Reste la fameuse question, quel est le nombre de couleurs dans l'arc-en-ciel? Trois pour Aristote, cinq pour Gassendi, sept pour newton, les physiciens en devinent aujourd'hui une infinité. De toutes façons, l'arc-en-ciel n'est lui aussi qu'une illusion.

L'homme, désormais, regardera avec plus de méfiance les robes rouges et les robes bleues des jeunes filles.

(L'homme, c'est bien connu, regarde les couleurs des robes…)

Mais que répondre à celle qui lui demandera les yeux dans les yeux :

"-Comment tu trouves mes beaux yeux verts ?" 

L'homme n'osera jamais lui parler d'illusions et se contentera sûrement de l'embrasser sur sa rouge bouche. Enfin, rouge.... 

Ironie du sort, c'est quand l'homme se penche sur les merveilles des couleurs et de la lumière qu'il apprend la mort d'un des plus grands chefs opérateurs du cinéma français. Un des plus grands magiciens de la lumière vient de rejoindre le royaume des ombres.

Henri Alekan publia en 1984 (il avait alors 75 ans) "Des lumières et des ombres", Livre passionnant sur le rôle de la lumière et de l'ombre dans la création cinématographique :

"Éclairer, en photographie, à la télévision, au cinéma ou au théâtre, c'est donner physiquement à voir, "illuminer", ou mieux "luminer", c'est donner à penser, à méditer, à réfléchir; c'est aussi émouvoir."

La liste est longue des films dont Alekan fut le chef opérateur, ne citons que certains :

  • La bataille du rail (rené Clément)
  • La belle et la bête (jean Cocteau)
  • Anna karénine (julien Duvivier)
  • Vacances romaines (william Wyler)
  • Alekan se distinguera aussi par le traitement de la couleur sur Austerlitz (Abel Gance) ou La princesse de Clèves (jean Delannoy)
  • Il travaillera enfin sur des productions internationales :
  • Topkapi (jules Dassin)
  • Soleil rouge (terence Young)
  • La truite (joseph Losey) qui lui vaudra le césar de la meilleure photographie

Hollywood lui rendra hommage en lui attribuant un oscar en 1993.

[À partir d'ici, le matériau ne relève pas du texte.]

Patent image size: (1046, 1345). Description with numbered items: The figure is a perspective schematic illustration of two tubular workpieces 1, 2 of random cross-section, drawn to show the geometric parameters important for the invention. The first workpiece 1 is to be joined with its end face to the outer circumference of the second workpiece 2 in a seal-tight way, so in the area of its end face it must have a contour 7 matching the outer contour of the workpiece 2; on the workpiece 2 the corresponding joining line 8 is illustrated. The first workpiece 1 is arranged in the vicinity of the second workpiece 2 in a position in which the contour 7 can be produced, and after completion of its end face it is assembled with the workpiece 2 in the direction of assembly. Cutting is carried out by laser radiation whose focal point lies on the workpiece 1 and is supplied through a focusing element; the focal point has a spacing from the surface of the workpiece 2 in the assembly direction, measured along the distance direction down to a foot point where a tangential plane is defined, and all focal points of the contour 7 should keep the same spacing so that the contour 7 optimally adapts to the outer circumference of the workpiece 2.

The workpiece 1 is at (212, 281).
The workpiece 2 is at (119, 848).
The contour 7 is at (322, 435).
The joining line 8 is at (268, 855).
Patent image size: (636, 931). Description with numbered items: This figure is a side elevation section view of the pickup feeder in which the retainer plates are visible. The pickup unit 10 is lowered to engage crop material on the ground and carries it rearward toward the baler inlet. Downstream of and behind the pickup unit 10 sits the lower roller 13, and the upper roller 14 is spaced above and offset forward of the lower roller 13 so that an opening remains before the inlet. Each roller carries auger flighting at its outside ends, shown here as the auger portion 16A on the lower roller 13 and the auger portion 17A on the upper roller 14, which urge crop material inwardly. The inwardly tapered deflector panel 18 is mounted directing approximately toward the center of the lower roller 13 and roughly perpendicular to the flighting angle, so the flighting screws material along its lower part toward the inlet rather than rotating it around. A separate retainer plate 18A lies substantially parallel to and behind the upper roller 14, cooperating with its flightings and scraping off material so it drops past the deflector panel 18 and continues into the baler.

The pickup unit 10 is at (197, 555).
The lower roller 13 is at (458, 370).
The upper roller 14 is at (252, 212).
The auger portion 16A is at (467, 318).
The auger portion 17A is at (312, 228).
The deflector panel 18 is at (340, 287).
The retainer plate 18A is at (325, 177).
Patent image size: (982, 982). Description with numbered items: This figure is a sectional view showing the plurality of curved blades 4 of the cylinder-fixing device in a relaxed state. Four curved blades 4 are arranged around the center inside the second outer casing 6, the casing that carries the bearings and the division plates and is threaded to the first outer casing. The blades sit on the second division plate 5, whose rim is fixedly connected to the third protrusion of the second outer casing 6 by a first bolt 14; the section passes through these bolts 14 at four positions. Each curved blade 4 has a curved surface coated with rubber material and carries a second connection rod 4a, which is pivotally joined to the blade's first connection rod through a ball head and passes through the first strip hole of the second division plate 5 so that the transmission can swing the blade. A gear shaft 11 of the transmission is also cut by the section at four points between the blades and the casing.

Pour les plus jeunes, il restera associé pour son merveilleux travail de noir et blanc à Wim Wenders sur " l'état des choses" et "les ailes du désir".

L'illusion des couleurs, le combat entre l'ombre et la lumière, M. Alekan est entré au panthéon où il doit déjà être en train d'en faire "la mise en lumière".

Rêveur, l'homme se plaira à penser que, désormais, les journées auront pour chef opérateur M. Alekan.

Une belle raison de se lever le matin pour assister au spectacle.

Henri Alekan "des lumières et des ombres "
(Ed. Du Sycomore, réédité en 1993 par La librairie du collectionneur). Et bien sûr, le plaisir de voir et revoir tous les films dont il fut le chef opérateur.